Quant aux populations fragilisées, notre pays enregistre également une forme de retard. Certaines personnes rencontrent des difficultés pour appréhender ces questions éminemment techniques, je pense notamment à toutes les personnes isolées et d’un certain âge, qui se trouvent précipitées dans cette mutation numérique sans accompagnement. Elles doivent remplir des formulaires et accomplir désormais leurs démarches de manière dématérialisée.

C’est une difficulté qui nous est souvent signalée dans le monde rural, d’où mon insistance tout à l’heure sur les besoins en termes de formation et d’accompagnement. Le gouvernement précédent n’avait pas du tout anticipé cette difficulté alors que nous savions qu’il faudrait bientôt transposer le règlement.

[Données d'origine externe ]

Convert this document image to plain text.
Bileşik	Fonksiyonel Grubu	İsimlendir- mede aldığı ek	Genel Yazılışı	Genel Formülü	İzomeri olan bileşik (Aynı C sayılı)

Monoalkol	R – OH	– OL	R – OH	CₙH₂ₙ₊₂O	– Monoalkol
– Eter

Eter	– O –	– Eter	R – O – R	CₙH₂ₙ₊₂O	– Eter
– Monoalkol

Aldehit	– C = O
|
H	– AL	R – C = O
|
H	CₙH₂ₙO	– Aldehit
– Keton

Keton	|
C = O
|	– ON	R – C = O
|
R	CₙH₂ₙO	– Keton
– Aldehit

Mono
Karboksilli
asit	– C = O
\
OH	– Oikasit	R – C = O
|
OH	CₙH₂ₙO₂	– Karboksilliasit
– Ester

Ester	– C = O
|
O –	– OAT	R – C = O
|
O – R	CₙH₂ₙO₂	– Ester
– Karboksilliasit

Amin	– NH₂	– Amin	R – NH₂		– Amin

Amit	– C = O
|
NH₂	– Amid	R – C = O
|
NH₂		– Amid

« L’illectronisme » est un nouveau mot, qui correspond à une nouvelle réalité. Tout autant que pour l’illettrisme, un immense travail nous attend, mais pas seulement à l’école. Il faudra également mettre l’accent sur la formation continue et partout ailleurs. Je suis donc également tentée d’envoyer un signal fort dans cette direction et de voter cet amendement, en cohérence avec ce que je constate sur tous les territoires où je me rends pour collecter des informations afin d’établir mon rapport qui, je l’espère, sera utile à notre assemblée.

M. le président. La parole est à M. Bernard Delcros, pour explication de vote.

M. Bernard Delcros. Je saisis cette occasion pour m’associer aux propos de plusieurs intervenants.

De façon générale, nous devons être extrêmement vigilants dans toutes nos prises de décision, car nous sommes en train de basculer d’une société du papier et de la présence physique à une société du numérique et de la communication à distance. Nous sommes donc dans une période de transition. Or, si les jeunes n’ont aucun problème pour s’adapter, ce n’est pas le cas des personnes, parfois âgées, mais pas toujours, qui ne sont pas nées avec le numérique et n’ont pas l’agilité requise pour accomplir l’ensemble des démarches numériques.

Dans cette période de transition – le phénomène se « tassera » au fil de l’arrivée des nouvelles générations –, nous devons faire très attention de ne pas laisser au bord du chemin certains de nos concitoyens. Je m’associe donc à cet amendement.

M. le président. La parole est à M. Jérôme Durain, pour explication de vote.

M. Jérôme Durain. L’ensemble de ces interventions s’inscrivent dans le droit fil des débats que nous avons eus la semaine dernière lors de l’examen du projet de loi Darmanin pour un État au service d’une société de confiance, où les risques liés à la société dématérialisée et à des services publics dématérialisés ont été soulignés à de très nombreuses reprises.

Par cohérence avec tout ce que nous avons dit la semaine dernière et également cet après-midi, nous soutiendrons cet amendement.